To my dad, I said: “The surgery was successful! The doctors were able to save your eyes from being eaten up by the disease! They will slowly recover from the scars of the surgery and then very slowly, little by little, the eyesight that is left will be put to work again.”

To me, the doctor said: “We should really show your dad the whole picture, so the process of adjustment can be facilitated.”

He would never be able to see again, the doctor said, in as plain and stark a manner as he could.

So I knew we had a problem when I heard Dad saying, that morning, a week after surgery, that his vision, indeed, was back, one hundred percent! Praise the Lord, he even added.

Hallucinations were one thing, but this, this was something else.

I decided to stay in my dad’s room that fateful weekend, so that I could observe him. Earlier that day, his caregiver had said that he had overheard Attorney and Buddy talking again, about taking a trip, visiting a friend who lived three towns away from the city. The caregiver said that he was worried about what my dad would do, or what Buddy would do to my dad.

So I volunteered to watch over Dad, hold vigil, and record the whole thing, in order, finally, to settle the matter with the caregiver.

By twelve midnight Dad was snoring, while I was still at work on a lighting design for an upcoming play. I motioned for his caregiver to retire for the night as well, and he gratefully left the room. I locked the door after him.

The room had two windows, one facing the east and another one facing the south. Between the two windows sat my dad’s old desk, and on top of it my mom’s picture. I moved the desk so that I could continue to work and chat on my laptop while frequently glancing over to where Dad was, snuggled now under the covers, and snoring rather loudly.
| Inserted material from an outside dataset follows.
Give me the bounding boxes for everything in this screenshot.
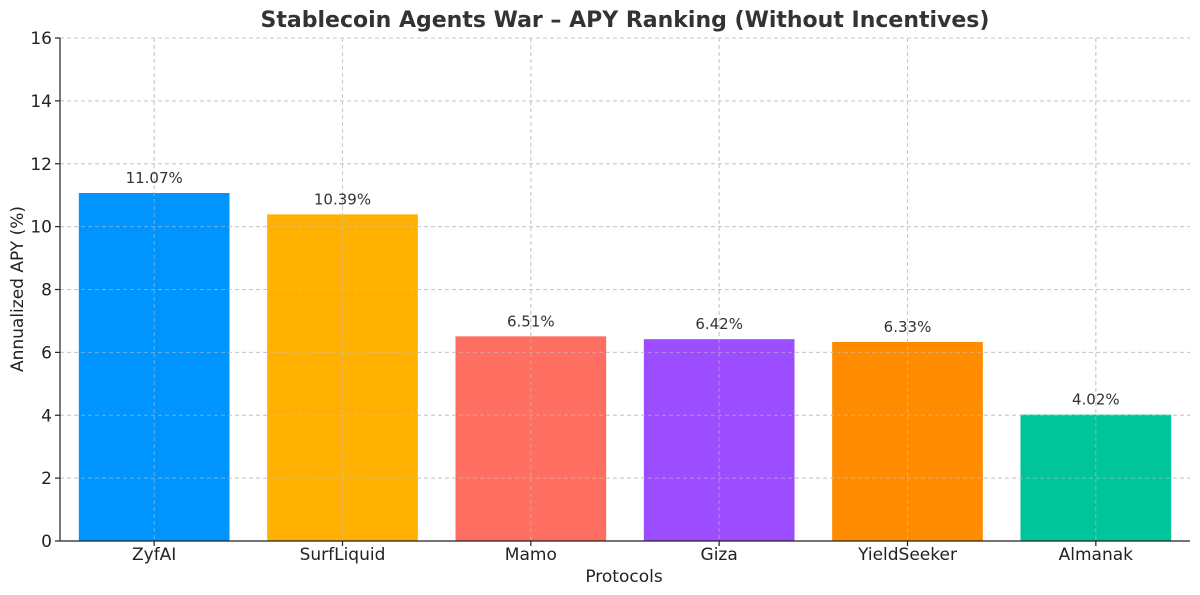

I continued to chat with my mentor over YM, and excitedly explained to him my proposal: how to position the lights, where to locate them, so that when they’re all turned on, the effect is the opposite of illumination.
When I glanced over to Dad, he was no longer there.


I swear I did not doze off, I couldn’t possibly have. Even if I did, I know that it was only for a few minutes, because my last chat response said so.

Needless to say, nobody believes me. Needless to say, we looked all over for him: In the house, in the village, all over town, all over the country! We have been looking for four years! Four years.

It’s very hard for me still. Although, in many ways, yes, perhaps also the best. The best for me, and for everyone concerned. I know, I understand where people come from when they accuse me of these horrible things, because it is true that I have been, well, enriched by the situation. But how can I defend myself? How can I tell people of just what my dad and I went through after my mom’s death? Why should I even bother?

I still come home as often as I can, to check on the properties, the caretaker. To warm the old house, so to speak.

I still prefer to take the 5A.M. flight, and it is dark when I enter the house, the only light that is on is the one over the staircase, the smooth granite floors are softly illuminated, the winding staircase looks like it is floating in a gleaming sea of darkness.